A friend in the PhD seminar in Hermeneutics is writing a paper about determining normative principles from biblical narrative in the New Testament. He is planning to use Acts 20:28-35 as a case study:
Pay careful attention to yourselves and to all the flock, in which the Holy Spirit has made you overseers, to care for the church of God, which he obtained with his own blood. I know that after my departure fierce wolves will come in among you, not sparing the flock; and from among your own selves will arise men speaking twisted things, to draw away the disciples after them. Therefore be alert, remembering that for three years I did not cease night or day to admonish everyone with tears. And now I commend you to God and to the word of his grace, which is able to build you up and to give you the inheritance among all those who are sanctified. I coveted no one’s silver or gold or apparel. You yourselves know that these hands ministered to my necessities and to those who were with me. In all things I have shown you that by working hard in this way we must help the weak and remember the words of the Lord Jesus, how he himself said, ‘It is more blessed to give than to receive.'” (Acts 20:28-35 ESV)
He plans to look at various methods of determining what is normative for us today in New Testament narrative.
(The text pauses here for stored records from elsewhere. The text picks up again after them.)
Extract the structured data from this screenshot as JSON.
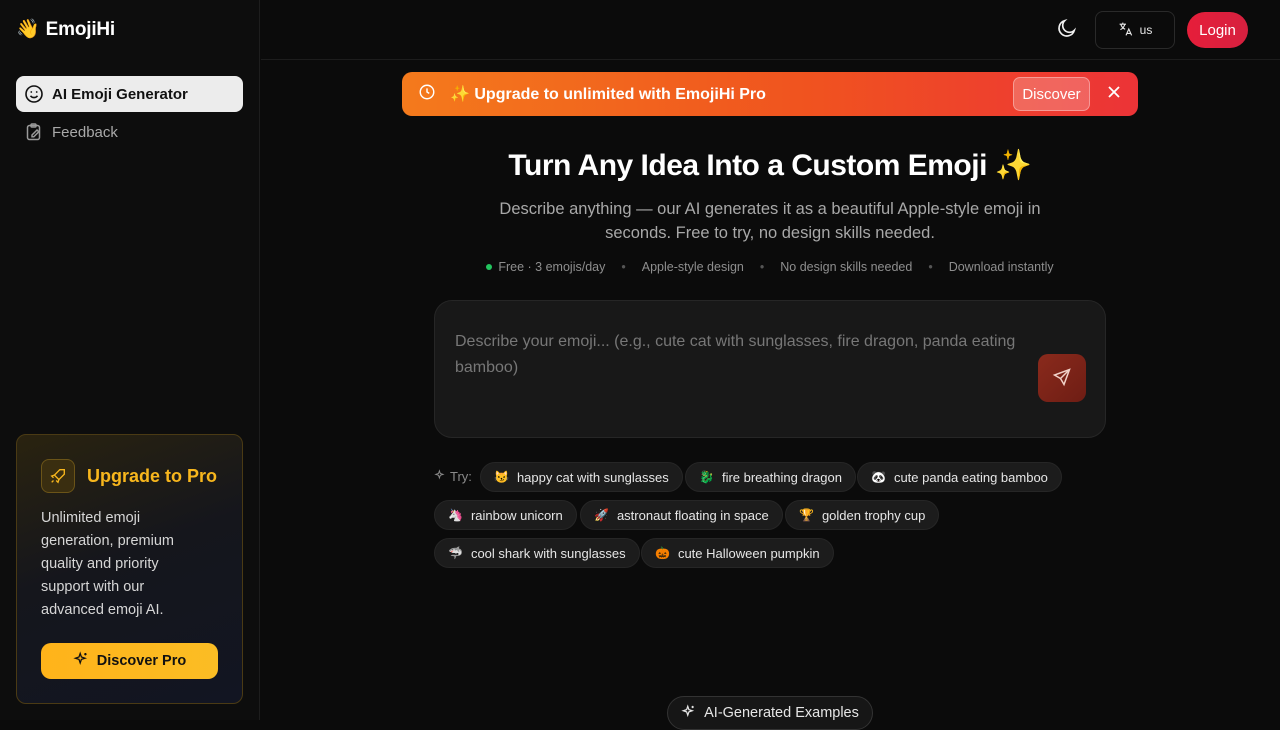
{
  "brand": {
    "icon": "👋",
    "name": "EmojiHi"
  },
  "sidebar": {
    "items": [
      {
        "label": "AI Emoji Generator",
        "icon": "smile-icon",
        "active": true
      },
      {
        "label": "Feedback",
        "icon": "clipboard-edit-icon",
        "active": false
      }
    ]
  },
  "promo": {
    "icon": "rocket-icon",
    "title": "Upgrade to Pro",
    "description": "Unlimited emoji generation, premium quality and priority support with our advanced emoji AI.",
    "button_label": "Discover Pro",
    "button_icon": "sparkles-icon",
    "accent": "#f7b61d"
  },
  "header": {
    "theme_icon": "moon-icon",
    "language": {
      "icon": "translate-icon",
      "label": "us"
    },
    "login_label": "Login"
  },
  "banner": {
    "icon": "clock-icon",
    "text": "✨ Upgrade to unlimited with EmojiHi Pro",
    "discover_label": "Discover",
    "close_icon": "close-icon"
  },
  "hero": {
    "title": "Turn Any Idea Into a Custom Emoji ✨",
    "subtitle": "Describe anything — our AI generates it as a beautiful Apple-style emoji in seconds. Free to try, no design skills needed.",
    "features": [
      "Free · 3 emojis/day",
      "Apple-style design",
      "No design skills needed",
      "Download instantly"
    ]
  },
  "prompt": {
    "placeholder": "Describe your emoji... (e.g., cute cat with sunglasses, fire dragon, panda eating bamboo)",
    "value": "",
    "send_icon": "send-icon"
  },
  "suggestions": {
    "label": "Try:",
    "chips": [
      {
        "emoji": "😼",
        "text": "happy cat with sunglasses"
      },
      {
        "emoji": "🐉",
        "text": "fire breathing dragon"
      },
      {
        "emoji": "🐼",
        "text": "cute panda eating bamboo"
      },
      {
        "emoji": "🦄",
        "text": "rainbow unicorn"
      },
      {
        "emoji": "🚀",
        "text": "astronaut floating in space"
      },
      {
        "emoji": "🏆",
        "text": "golden trophy cup"
      },
      {
        "emoji": "🦈",
        "text": "cool shark with sunglasses"
      },
      {
        "emoji": "🎃",
        "text": "cute Halloween pumpkin"
      }
    ]
  },
  "examples": {
    "label": "AI-Generated Examples",
    "icon": "sparkles-icon"
  }
}
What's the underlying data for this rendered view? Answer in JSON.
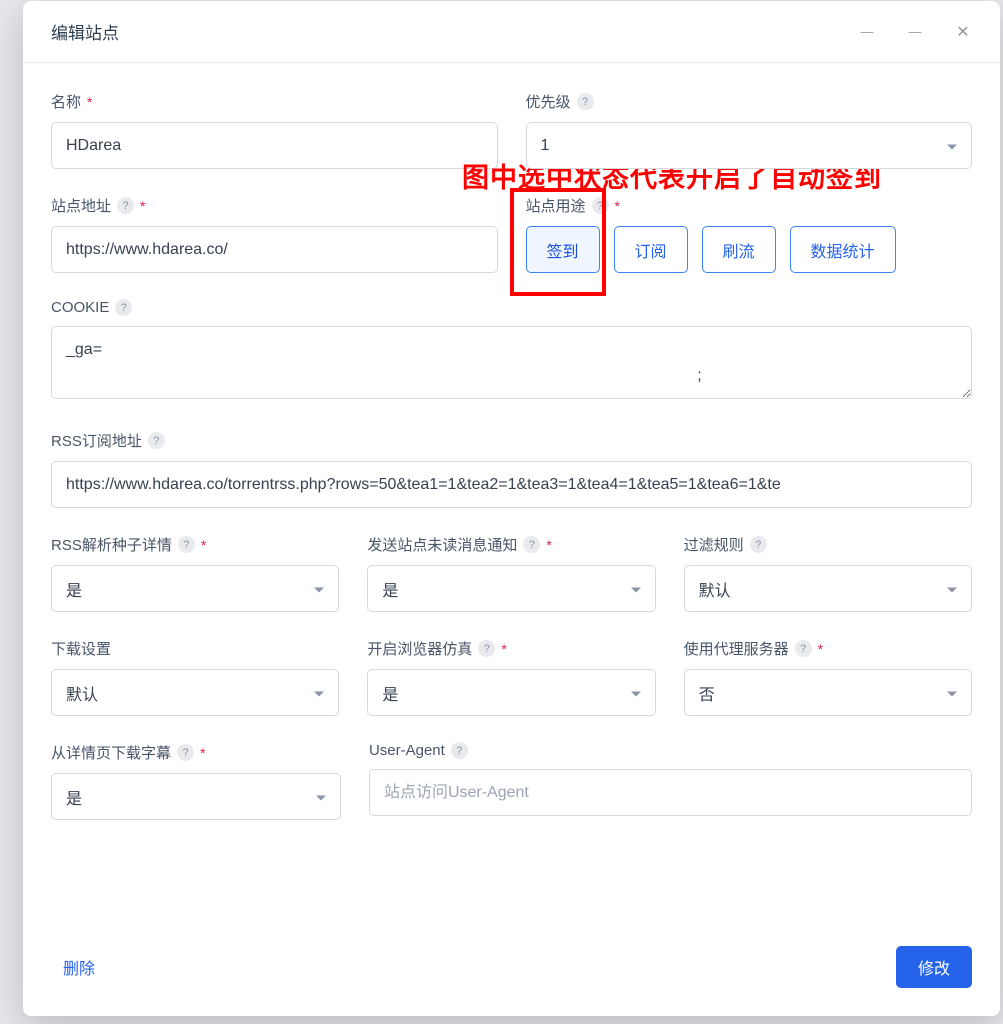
{
  "modal": {
    "title": "编辑站点",
    "annotation": "图中选中状态代表开启了自动签到"
  },
  "fields": {
    "name": {
      "label": "名称",
      "value": "HDarea"
    },
    "priority": {
      "label": "优先级",
      "value": "1"
    },
    "siteUrl": {
      "label": "站点地址",
      "value": "https://www.hdarea.co/"
    },
    "siteUsage": {
      "label": "站点用途",
      "options": [
        "签到",
        "订阅",
        "刷流",
        "数据统计"
      ]
    },
    "cookie": {
      "label": "COOKIE",
      "value": "_ga=\n                                                                                                                                              ;"
    },
    "rssUrl": {
      "label": "RSS订阅地址",
      "value": "https://www.hdarea.co/torrentrss.php?rows=50&tea1=1&tea2=1&tea3=1&tea4=1&tea5=1&tea6=1&te"
    },
    "rssParse": {
      "label": "RSS解析种子详情",
      "value": "是"
    },
    "sendNotify": {
      "label": "发送站点未读消息通知",
      "value": "是"
    },
    "filterRule": {
      "label": "过滤规则",
      "value": "默认"
    },
    "downloadSetting": {
      "label": "下载设置",
      "value": "默认"
    },
    "browserEmu": {
      "label": "开启浏览器仿真",
      "value": "是"
    },
    "useProxy": {
      "label": "使用代理服务器",
      "value": "否"
    },
    "downloadSubtitle": {
      "label": "从详情页下载字幕",
      "value": "是"
    },
    "userAgent": {
      "label": "User-Agent",
      "placeholder": "站点访问User-Agent",
      "value": ""
    }
  },
  "footer": {
    "delete": "删除",
    "save": "修改"
  }
}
In the above example given by Paul to the elders of the church in Ephesus, the ideas of shepherding and protecting people are usually considered to be normative, while the idea of working in order to provide support for yourselves and others is not considered to be normative. (By the way, my friend is a paid pastor, and I’m looking forward to hearing about his conclusions.)
Another passage from a few lines earlier in Acts gives another interesting example of normative principles:
On the first day of the week, when we were gathered together to break bread, Paul talked with them, intending to depart on the next day, and he prolonged his speech until midnight. (Acts 20:7 ESV)
In this passage, gathering on the first day of the way is usually taken as normative, while gathering in order to eat (“break bread”) is not considered normative. Also, gathering to hear a “talk” or “speech” is considered normative, while gathering for a “discussion” (the literal and more common translation of “talk”) is not considered normative.
So, when reading biblical narrative like we find in Acts and the Gospels, how do we decide what is normative and what is not normative? Furthermore, when we read passages that we consider to be more “propositional” – like we find in Paul’s letters, for instance – how do we decide what is normative and what is cultural?
These are questions in which I am very interested. In fact, I’m hoping to write a paper on this subject later in the semester – perhaps tacking the discussion surrounding the terms “descriptive” and “prescriptive”.
It seems, in general, that if someone finds a “descriptive” or “narrative” section of Scripture that aligns with what they already believe or what they already practice, then they consider it to be normative. However, if someone reads a passage that does not align with what they already believe or practice – even if that passage is in a “propositional” statement – then that passage is considered “descriptive” or “culture”. Thus, it seems – again, in general – that methods of hermeneutics (biblical interpretation) play a very small role in determining what is normative for most believers.
But, is this the way that we should approach Scripture? To be honest, I don’t know. I can tell you that I don’t like it because it is so subjective. Of course, anything that we decide will be subjective to some extent. But, I do believe there are ways to remove some subjectivity.
So, as I’m thinking about these questions, I thought that I would ask you, my readers, for your answers. How do you determine what, if anything, in a narrative passage is normative for today? How do you decide that something is either descriptive (or culture) or prescriptive?